Moonee describes the residents of her Magic Castle to a friend from Futureland as they skip along the cement balcony fronting the upstairs units and overlooking the parking lot. “The man who lives here gets arrested a lot,” she explains matter-of-factly. And pointing to the next door, she adds, “The woman who lives in here thinks she’s married to Jesus.”
A crafty kid, Moonee cons change from customers at the ice cream stand, claiming she has asthma and her doctor says ice cream relieves the symptoms. She maintains an endearing innocence amid the danger and depravity on all sides and roams the flat terrain, weedy fields and sickly palm trees poking through the asphalt, in ongoing adventures played out across endless summer days.
She lives in a cramped motel room with her mother, who is barely in her 20s, covered in tattoos, hooked on cigarettes and acting as if responsibility is a dirty word. Halley is a sponge, living off the dole, day-old bakery handed out by a Christian charity van in the car park and leftover meals passed to Moonee through the back door of a run-down restaurant. Eventually, as suspected all along, we find that she sells a little dope and turns a few tricks when panhandling can’t make ends meet.

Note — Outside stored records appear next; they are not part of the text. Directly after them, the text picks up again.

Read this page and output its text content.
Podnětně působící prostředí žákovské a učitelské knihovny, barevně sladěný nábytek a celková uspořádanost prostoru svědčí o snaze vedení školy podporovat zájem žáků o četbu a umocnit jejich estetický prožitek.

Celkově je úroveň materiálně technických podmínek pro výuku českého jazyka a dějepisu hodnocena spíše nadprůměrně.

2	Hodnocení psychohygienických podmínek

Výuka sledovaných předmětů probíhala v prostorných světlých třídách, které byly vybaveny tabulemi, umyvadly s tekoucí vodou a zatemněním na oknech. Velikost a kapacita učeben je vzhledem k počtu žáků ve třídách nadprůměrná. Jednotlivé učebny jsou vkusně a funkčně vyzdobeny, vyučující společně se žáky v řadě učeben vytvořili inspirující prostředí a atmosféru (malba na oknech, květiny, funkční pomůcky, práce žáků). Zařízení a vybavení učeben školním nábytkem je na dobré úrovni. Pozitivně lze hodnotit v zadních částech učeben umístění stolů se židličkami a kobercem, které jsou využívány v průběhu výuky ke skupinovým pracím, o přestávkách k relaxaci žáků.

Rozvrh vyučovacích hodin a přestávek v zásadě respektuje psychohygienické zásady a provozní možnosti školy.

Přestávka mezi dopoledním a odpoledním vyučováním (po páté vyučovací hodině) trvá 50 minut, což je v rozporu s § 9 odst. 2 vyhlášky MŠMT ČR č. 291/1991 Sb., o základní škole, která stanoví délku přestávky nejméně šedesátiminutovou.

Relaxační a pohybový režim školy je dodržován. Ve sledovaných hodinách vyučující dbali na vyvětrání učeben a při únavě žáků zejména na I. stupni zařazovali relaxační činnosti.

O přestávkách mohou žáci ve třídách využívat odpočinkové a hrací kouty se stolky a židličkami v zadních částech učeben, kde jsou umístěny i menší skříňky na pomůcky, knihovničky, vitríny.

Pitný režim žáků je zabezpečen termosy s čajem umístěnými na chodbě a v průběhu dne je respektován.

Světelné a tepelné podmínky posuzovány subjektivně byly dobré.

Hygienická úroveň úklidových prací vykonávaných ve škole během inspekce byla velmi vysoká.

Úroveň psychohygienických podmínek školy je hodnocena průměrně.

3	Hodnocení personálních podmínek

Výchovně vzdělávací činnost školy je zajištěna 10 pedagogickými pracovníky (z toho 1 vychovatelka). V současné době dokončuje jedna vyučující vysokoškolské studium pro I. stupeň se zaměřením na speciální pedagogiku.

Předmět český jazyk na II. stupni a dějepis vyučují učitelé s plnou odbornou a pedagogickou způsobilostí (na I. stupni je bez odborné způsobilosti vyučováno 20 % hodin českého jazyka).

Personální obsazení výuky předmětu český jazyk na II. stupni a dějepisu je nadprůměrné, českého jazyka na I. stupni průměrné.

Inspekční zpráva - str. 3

The Florida Project’s cast is unknown and non-professional except for the story’s closest thing to a hero, Bobby, played by Willem Dafoe. Although hard-pressed as manager of the Magic Castle, Bobby keeps a level head in his role as mayor of Bedlam. Moonee’s pranks—tossing a dead fish into the pool and turning off the building’s electricity—are minor irritants in a bedbug-infested world whose cracks can’t be concealed by a new coat of paint. He cares about the many kids who live in the motel, keeps an eye out for the pedophiles and tries to resolve the conflicts that spark among his tenants, all of them impoverished and hanging on week by week.
Baker shot his previous movie, Tangerine, about transgender prostitutes, on iPhones. By contrast, he filmed The Florida Project in 35-millimeter, endowing the decrepit settings with a suggestion of cinematic beauty that adheres to the story’s tone—never preachy but hyper aware.